How experience and expertise have helped create a game-changing krill fishing vessel

An eye on the environment

Thore Veddergjerde, Project Director at Rimfrost, shares his views on the partnership with KONGSBERG and the importance of sustainable practice in the Antarctic.

  • Gunvor Hatling Midtbø
    Vice President, Communications

“We have been working for a long time to make sure this vessel can conduct the most environmentally-friendly fishing operations ever,” says Thore Veddegjerde, Project Director at Rimfrost. “We’re confident that it will revolutionise krill fishing in Antarctica.

“Krill is a highly important element of the Antarctic ecosystem. It’s a keystone species, feeding whales, penguins, seals and seabirds. It’s our obligation to ensure that catching it does not affect this fragile ecosystem undesirably, and that our industry as a whole operates in a responsible manner.”

That’s been the driving force behind the latest addition to Rimfrost’s fishing fleet, the state-of-the-art krill trawler designed by Kongsberg Maritime and currently under construction in Turkey.

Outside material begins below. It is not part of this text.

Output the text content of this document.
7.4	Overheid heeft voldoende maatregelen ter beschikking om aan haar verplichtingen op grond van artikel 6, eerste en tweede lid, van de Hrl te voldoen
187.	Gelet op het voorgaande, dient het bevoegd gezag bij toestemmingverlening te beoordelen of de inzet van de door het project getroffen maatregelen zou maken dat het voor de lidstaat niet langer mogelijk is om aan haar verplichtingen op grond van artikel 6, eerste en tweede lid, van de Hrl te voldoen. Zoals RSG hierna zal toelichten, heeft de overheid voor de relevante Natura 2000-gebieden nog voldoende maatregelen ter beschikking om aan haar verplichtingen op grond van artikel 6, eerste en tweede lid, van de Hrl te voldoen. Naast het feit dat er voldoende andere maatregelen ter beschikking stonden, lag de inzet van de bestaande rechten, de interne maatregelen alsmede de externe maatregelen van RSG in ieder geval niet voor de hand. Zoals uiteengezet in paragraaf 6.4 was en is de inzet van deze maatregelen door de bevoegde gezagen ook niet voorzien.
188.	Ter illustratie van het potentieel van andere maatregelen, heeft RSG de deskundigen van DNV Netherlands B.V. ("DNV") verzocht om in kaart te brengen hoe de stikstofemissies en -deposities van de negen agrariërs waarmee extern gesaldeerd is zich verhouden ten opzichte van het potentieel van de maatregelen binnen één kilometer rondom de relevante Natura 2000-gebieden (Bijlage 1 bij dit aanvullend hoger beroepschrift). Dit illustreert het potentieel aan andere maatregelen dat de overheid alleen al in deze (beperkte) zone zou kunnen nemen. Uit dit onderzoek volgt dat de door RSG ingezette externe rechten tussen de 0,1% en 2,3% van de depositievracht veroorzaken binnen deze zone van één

With experience of harvesting krill in Antarctica dating back almost a decade, the company is a world leader in the production of krill-based products, as well as research and development into ways of creating those products as efficiently and sustainably as possible.

Advancing from the outset

“In 2010, we successfully implemented the world’s first floating nutraceutical producer. Since then, with eight fishing seasons and 10 years of research in Antarctica behind us, new innovative and sustainable methods for processing and catching have been developed. All this expertise has now been brought into the new vessel.”

KONGSBERG, who helped with design work for the major conversion of Juvel in 2008 to improve the sustainability of its operations, was the natural partner for creating the new ship.

“We worked together on the conversion of Juvel, a project that demanded understanding of the challenges associated with krill fishing in a vulnerable and extreme environment,” says Thore. “KONGSBERG’s acquired experience and know-how from this project has been an important aspect of the design process for our new vessel.

“KONGSBERG is an innovative and solution-oriented partner, and we are confident that they bring quality-assured delivery of design and equipment when it comes to maritime sustainability and energy savings.”

“We are in this for the long haul, and preservation and sustainability are vital to the future of our business.”

“Our focus has been on low outtake of the krill biomass and high value of the product,” says Thore. “We will catch less krill to obtain the same amount of finished product, and at the same time we will improve quality.

“The new vessel will ensure our raw material consumption remains significantly higher than that of our competitors. Our operation and production processes are less energy demanding. We guarantee 100 per cent traceability from sea to product, and having 100 per cent ownership of the short value chain ensures precise quality and reliable production capacity.”

“We are subject to – and supportive of – tight regulations and control on our activities, and the new design and technologies will make it easier than ever before to monitor and report our catch data on a daily basis to Norwegian national authorities and the Commission for the Conservation of Antarctic Marine Living Resources.

“All of it – the research, the collaboration, the design, the attention to sustainability –
is crucial for our business, as well as the wellbeing of the Antarctic ecosystem. We are in this for the long haul, and preservation and sustainability are vital to the future of our business.

“We’re confident that our new vessel will set a completely new environmental and sustainability standard for fishing and operations in Antarctica, and set Norway, Rimfrost and KONGSBERG at the very front of that movement.”